Assembling your view…
Crunching costs, sorting signals, rendering insights.
Crunching costs, sorting signals, rendering insights.
The numbers are clear: 2 of 2 cities beat the national cost-of-living benchmark of 111. Las Vegas stands out at 99 on the index, with rent of $1,695/month and household income of $70,723. Assembled from 2026 Census, Zillow, and BLS data (that's pre-tax, of course).
The numbers are clear: 2 of 2 cities beat the national cost-of-living benchmark of 111. Las Vegas stands out at 99 on the index, with rent of $1,695/month and household income of $70,723. Assembled from 2026 Census, Zillow, and BLS data (that's pre-tax, of course).
What does daily life actually cost in Las Vegas? Start with the 29% rent-to-income ratio — tight but manageable for most households. And more often than not, on the category level, Housing (index 99) is where the real savings show up, while Healthcare (index 100) is the line item most likely to surprise newcomers. Income at $70,723 and homes at $422,842 round out a profile that ranks #1 for clear reasons.
If you're ready to act on this, three things to do next: 1) Click into the city pages for the top 3 and check rent trends — direction matters more than the snapshot. 2) Run your income through the salary calculator for a personalized cost comparison. 3) Compare your top two picks head-to-head on our comparison page. The data is here; the decision is yours. That's not nothing.

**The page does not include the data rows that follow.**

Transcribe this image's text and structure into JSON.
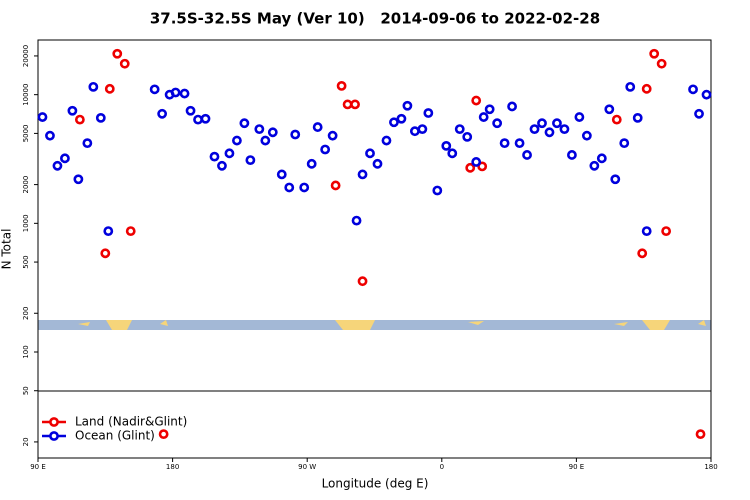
{
  "chart_data": {
    "type": "scatter",
    "title": "37.5S-32.5S May (Ver 10)   2014-09-06 to 2022-02-28",
    "x_label": "Longitude (deg E)",
    "y_label": "N Total",
    "xlim": [
      90,
      540
    ],
    "ylim": [
      15,
      26600
    ],
    "log_y": true,
    "legend": "lower left",
    "xticks": [
      {
        "value": 90,
        "label": "90 E"
      },
      {
        "value": 180,
        "label": "180"
      },
      {
        "value": 270,
        "label": "90 W"
      },
      {
        "value": 360,
        "label": "0"
      },
      {
        "value": 450,
        "label": "90 E"
      },
      {
        "value": 540,
        "label": "180"
      }
    ],
    "yticks": [
      20,
      50,
      100,
      200,
      500,
      1000,
      2000,
      5000,
      10000,
      20000
    ],
    "series": [
      {
        "name": "Land (Nadir&Glint)",
        "color": "#ee0000",
        "x": [
          118,
          135,
          138,
          143,
          148,
          152,
          174,
          289,
          293,
          297,
          302,
          307,
          379,
          383,
          387,
          477,
          494,
          497,
          502,
          507,
          510,
          533
        ],
        "values": [
          6400,
          585,
          11100,
          20800,
          17400,
          870,
          23,
          1970,
          11700,
          8400,
          8400,
          355,
          2700,
          9000,
          2770,
          6400,
          585,
          11100,
          20800,
          17400,
          870,
          23
        ]
      },
      {
        "name": "Ocean (Glint)",
        "color": "#0000dd",
        "x": [
          93,
          98,
          103,
          108,
          113,
          117,
          123,
          127,
          132,
          137,
          168,
          173,
          178,
          182,
          188,
          192,
          197,
          202,
          208,
          213,
          218,
          223,
          228,
          232,
          238,
          242,
          247,
          253,
          258,
          262,
          268,
          273,
          277,
          282,
          287,
          303,
          307,
          312,
          317,
          323,
          328,
          333,
          337,
          342,
          347,
          351,
          357,
          363,
          367,
          372,
          377,
          383,
          388,
          392,
          397,
          402,
          407,
          412,
          417,
          422,
          427,
          432,
          437,
          442,
          447,
          452,
          457,
          462,
          467,
          472,
          476,
          482,
          486,
          491,
          497,
          528,
          532,
          537
        ],
        "values": [
          6700,
          4800,
          2800,
          3200,
          7500,
          2200,
          4200,
          11500,
          6600,
          870,
          11000,
          7100,
          10000,
          10400,
          10200,
          7500,
          6400,
          6500,
          3300,
          2800,
          3500,
          4400,
          6000,
          3100,
          5400,
          4400,
          5100,
          2400,
          1900,
          4900,
          1900,
          2900,
          5600,
          3750,
          4800,
          1050,
          2400,
          3500,
          2900,
          4400,
          6100,
          6500,
          8200,
          5200,
          5400,
          7200,
          1800,
          4000,
          3500,
          5400,
          4700,
          3000,
          6700,
          7700,
          6000,
          4200,
          8100,
          4200,
          3400,
          5400,
          6000,
          5100,
          6000,
          5400,
          3400,
          6700,
          4800,
          2800,
          3200,
          7700,
          2200,
          4200,
          11500,
          6600,
          870,
          11000,
          7100,
          10000
        ]
      }
    ]
  }
}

#1 Ranked: Las Vegas, NV — cost index 99, rent $1,695/mo, income $70,723
2 of 2 cities come in below the national cost-of-living average of 111
Data sourced from Census Bureau, Zillow, BLS, and Tax Foundation — current as of 2026
| Rank | City | Cost Index | Median Rent | |
|---|---|---|---|---|
| 1 | Las VegasNV | 99 | $1,695 | Details |
| 2 | MemphisTN | 72 | $1,234 | Details |
660,929 residents · Nevada
Here's Las Vegas by the numbers — and there's a lot to like (and a little to watch). Cost index: 99. Rent: $1,695/month — not a number you see very often, by the way — . Income: $70,723/year. Home price: $422,842. Population: 660,929. The strongest category is Housing at 99; the most expensive is Healthcare at 100. Translate that rent to annual numbers, and residents are saving renters $2,400 per year vs. the national median. If two cities have the same income, this cost gap is the tiebreaker (your mileage may vary — literally).
618,639 residents · Tennessee
Dive into Memphis's numbers: cost index 72 (39 points below national average), rent $1,234/month, income $51,211, and a home price of $142,870. The city's cost profile isn't flat — Housing is the cheapest category at 72, while Healthcare runs 94. As a major city with 618,639 residents, amenities and job markets are robust. An outlier in the best sense.

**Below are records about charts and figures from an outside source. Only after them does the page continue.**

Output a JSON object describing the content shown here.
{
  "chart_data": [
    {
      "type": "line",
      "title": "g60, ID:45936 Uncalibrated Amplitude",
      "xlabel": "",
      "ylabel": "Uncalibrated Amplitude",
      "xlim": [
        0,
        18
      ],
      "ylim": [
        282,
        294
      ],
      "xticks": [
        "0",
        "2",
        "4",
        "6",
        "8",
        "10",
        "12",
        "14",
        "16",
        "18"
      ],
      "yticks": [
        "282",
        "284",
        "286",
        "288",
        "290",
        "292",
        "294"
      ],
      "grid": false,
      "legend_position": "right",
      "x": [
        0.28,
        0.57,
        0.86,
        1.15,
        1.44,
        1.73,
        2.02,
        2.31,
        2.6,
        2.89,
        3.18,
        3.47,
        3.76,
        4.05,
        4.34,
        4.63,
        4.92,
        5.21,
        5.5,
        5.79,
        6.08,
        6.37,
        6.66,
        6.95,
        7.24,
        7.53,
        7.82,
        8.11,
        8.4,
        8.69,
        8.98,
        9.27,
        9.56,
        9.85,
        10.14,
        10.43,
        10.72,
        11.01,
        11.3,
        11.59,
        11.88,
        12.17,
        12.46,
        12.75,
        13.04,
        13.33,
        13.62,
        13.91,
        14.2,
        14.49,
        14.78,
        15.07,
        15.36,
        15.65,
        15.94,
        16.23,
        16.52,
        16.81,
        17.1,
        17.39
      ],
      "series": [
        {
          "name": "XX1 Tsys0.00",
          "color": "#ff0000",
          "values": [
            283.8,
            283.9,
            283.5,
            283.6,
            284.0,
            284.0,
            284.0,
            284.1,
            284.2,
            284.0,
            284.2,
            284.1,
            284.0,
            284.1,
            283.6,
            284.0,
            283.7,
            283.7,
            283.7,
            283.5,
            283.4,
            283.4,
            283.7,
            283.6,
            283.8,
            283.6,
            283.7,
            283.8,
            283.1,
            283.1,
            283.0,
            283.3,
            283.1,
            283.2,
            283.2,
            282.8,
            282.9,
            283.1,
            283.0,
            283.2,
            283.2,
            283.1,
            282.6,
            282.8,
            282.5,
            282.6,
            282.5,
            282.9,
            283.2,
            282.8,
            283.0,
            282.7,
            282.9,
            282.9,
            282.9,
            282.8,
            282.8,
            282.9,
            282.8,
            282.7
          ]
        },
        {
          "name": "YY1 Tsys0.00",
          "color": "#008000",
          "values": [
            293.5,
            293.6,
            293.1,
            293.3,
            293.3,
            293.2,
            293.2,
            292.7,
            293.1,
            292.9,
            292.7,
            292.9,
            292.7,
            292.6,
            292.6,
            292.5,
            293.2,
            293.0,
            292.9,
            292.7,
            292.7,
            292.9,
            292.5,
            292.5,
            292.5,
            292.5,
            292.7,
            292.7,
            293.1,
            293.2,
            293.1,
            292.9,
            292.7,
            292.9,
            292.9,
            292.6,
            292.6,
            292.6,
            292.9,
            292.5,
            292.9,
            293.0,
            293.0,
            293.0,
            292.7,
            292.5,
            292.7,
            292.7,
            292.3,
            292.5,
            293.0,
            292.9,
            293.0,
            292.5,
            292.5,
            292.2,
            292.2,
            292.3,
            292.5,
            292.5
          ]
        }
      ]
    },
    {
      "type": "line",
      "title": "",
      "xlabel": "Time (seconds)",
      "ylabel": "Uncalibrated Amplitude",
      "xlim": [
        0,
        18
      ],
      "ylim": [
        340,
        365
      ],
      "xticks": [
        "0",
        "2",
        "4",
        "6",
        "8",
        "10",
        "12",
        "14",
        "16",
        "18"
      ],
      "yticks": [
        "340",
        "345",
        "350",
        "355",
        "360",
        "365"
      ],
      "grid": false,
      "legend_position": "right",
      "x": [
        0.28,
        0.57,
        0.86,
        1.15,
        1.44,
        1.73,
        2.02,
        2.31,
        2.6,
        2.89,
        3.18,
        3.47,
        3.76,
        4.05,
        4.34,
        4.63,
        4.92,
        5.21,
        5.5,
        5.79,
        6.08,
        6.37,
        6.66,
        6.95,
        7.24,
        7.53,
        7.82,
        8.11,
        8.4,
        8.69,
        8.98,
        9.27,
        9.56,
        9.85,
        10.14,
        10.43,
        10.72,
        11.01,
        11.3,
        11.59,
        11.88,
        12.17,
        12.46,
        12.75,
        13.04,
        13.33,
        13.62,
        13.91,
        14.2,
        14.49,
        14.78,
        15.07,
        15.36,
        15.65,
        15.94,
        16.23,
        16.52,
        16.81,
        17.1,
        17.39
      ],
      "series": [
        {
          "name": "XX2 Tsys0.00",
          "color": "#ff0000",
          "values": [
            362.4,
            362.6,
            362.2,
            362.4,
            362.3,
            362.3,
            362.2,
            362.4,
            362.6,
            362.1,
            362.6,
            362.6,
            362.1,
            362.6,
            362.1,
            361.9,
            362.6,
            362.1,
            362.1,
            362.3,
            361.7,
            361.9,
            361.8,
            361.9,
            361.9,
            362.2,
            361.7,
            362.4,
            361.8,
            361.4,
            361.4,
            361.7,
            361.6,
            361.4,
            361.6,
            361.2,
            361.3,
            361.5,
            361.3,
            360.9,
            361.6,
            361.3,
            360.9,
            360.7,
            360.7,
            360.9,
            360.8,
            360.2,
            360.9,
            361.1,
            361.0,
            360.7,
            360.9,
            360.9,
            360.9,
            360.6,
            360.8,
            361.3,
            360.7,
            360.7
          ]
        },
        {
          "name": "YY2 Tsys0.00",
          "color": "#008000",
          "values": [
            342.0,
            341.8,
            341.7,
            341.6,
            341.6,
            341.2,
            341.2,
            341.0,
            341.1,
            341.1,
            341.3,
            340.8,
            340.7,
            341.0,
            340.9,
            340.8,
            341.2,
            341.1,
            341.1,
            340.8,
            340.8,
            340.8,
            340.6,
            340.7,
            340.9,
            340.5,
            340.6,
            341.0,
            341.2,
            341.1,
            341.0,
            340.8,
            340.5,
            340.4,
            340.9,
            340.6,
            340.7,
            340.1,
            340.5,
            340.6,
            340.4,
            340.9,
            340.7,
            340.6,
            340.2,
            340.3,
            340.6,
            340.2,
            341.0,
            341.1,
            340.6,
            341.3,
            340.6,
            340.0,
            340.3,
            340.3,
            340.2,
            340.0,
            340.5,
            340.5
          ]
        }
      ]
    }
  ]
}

Our cost of living index uses real Zillow rent data as the foundation, indexed to 100 (national median). Sub-categories (housing, food, transport, utilities, healthcare) are derived from the overall index with regional adjustments. Data is updated monthly.
Las Vegas (ranked #1) has a cost index of 99 and rent of $1,695/mo, while Memphis (ranked #2) has a cost index of 72 and rent of $1,234/mo — a 27-point difference in cost of living.

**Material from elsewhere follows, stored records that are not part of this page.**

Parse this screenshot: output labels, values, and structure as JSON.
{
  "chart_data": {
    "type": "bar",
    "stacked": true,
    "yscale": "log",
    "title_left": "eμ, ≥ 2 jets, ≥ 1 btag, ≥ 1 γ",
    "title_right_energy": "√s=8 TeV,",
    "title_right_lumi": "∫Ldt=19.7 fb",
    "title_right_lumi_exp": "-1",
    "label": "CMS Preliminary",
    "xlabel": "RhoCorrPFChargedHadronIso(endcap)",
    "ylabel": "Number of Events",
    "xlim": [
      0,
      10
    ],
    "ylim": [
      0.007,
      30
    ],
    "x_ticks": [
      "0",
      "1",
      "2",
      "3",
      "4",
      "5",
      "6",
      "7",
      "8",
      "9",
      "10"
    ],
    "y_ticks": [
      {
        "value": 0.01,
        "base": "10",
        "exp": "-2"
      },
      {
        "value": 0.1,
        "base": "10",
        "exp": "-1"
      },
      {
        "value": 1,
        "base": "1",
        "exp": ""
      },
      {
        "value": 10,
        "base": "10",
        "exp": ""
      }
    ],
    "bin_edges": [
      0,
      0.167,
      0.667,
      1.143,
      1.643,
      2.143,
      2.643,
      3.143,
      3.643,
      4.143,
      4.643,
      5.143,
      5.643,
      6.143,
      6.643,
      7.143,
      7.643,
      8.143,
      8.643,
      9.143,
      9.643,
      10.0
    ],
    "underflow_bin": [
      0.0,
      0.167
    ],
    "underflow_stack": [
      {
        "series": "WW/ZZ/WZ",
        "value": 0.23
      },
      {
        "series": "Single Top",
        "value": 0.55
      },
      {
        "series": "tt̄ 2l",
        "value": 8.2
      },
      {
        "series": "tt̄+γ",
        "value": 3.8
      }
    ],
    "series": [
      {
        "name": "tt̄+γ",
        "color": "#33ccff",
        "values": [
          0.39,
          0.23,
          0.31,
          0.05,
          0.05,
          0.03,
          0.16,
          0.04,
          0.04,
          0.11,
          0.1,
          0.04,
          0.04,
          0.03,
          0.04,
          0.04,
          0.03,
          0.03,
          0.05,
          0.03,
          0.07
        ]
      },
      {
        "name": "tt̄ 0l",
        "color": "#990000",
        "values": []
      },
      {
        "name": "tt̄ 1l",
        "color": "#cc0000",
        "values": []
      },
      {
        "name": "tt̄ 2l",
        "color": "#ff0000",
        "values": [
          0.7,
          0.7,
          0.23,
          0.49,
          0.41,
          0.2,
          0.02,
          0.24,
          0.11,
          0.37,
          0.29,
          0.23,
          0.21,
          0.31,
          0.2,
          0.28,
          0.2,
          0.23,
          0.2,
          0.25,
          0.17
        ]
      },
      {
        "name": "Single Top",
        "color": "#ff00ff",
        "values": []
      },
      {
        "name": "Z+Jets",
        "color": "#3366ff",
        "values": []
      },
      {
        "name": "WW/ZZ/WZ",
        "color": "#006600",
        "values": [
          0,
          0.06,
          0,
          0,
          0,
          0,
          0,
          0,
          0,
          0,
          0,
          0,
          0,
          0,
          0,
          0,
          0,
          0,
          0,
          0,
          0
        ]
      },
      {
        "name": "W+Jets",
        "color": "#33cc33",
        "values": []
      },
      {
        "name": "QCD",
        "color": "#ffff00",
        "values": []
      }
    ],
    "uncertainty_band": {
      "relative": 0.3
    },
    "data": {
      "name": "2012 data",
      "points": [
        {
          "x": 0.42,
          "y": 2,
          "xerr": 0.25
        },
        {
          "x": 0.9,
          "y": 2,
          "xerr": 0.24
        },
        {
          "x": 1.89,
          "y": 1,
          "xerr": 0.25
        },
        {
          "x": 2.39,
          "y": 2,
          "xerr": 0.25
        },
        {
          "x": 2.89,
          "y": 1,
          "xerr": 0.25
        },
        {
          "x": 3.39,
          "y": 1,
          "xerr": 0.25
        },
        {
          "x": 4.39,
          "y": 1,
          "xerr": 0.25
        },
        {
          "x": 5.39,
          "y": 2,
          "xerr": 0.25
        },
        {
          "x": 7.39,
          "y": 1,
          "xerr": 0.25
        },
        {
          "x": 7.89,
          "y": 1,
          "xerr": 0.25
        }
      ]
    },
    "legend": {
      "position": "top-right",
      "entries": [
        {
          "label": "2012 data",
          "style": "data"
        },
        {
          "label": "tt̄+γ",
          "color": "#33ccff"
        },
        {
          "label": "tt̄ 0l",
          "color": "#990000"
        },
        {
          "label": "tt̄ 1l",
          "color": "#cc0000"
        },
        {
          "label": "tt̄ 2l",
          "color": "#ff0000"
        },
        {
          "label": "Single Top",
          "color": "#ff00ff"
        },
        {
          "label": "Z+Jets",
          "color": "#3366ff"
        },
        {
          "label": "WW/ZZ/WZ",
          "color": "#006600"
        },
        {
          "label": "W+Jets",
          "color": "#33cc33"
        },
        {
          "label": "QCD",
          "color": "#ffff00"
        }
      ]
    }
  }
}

City data is refreshed monthly from Census Bureau population estimates, Zillow rent and home price indices, BLS salary data, and Tax Foundation tax rates. Last updated: 2026.
The median 1-bedroom rent in Las Vegas is $1,695/month as of 2026, based on Zillow's Observed Rent Index. This is $200 below the national median of $1,895/month.
The median home price in Las Vegas is $422,842, which is 6.0× the local median income. Most median-income households would stretch to buy at this ratio. The national median home price is $467,370.
This ranking was generated using data current as of early 2026. Population and income data comes from the Census Bureau's American Community Survey (5-year estimates). Rent and home price data is from Zillow's monthly releases. Tax rates are from the Tax Foundation's 2025 edition. Rankings are refreshed monthly.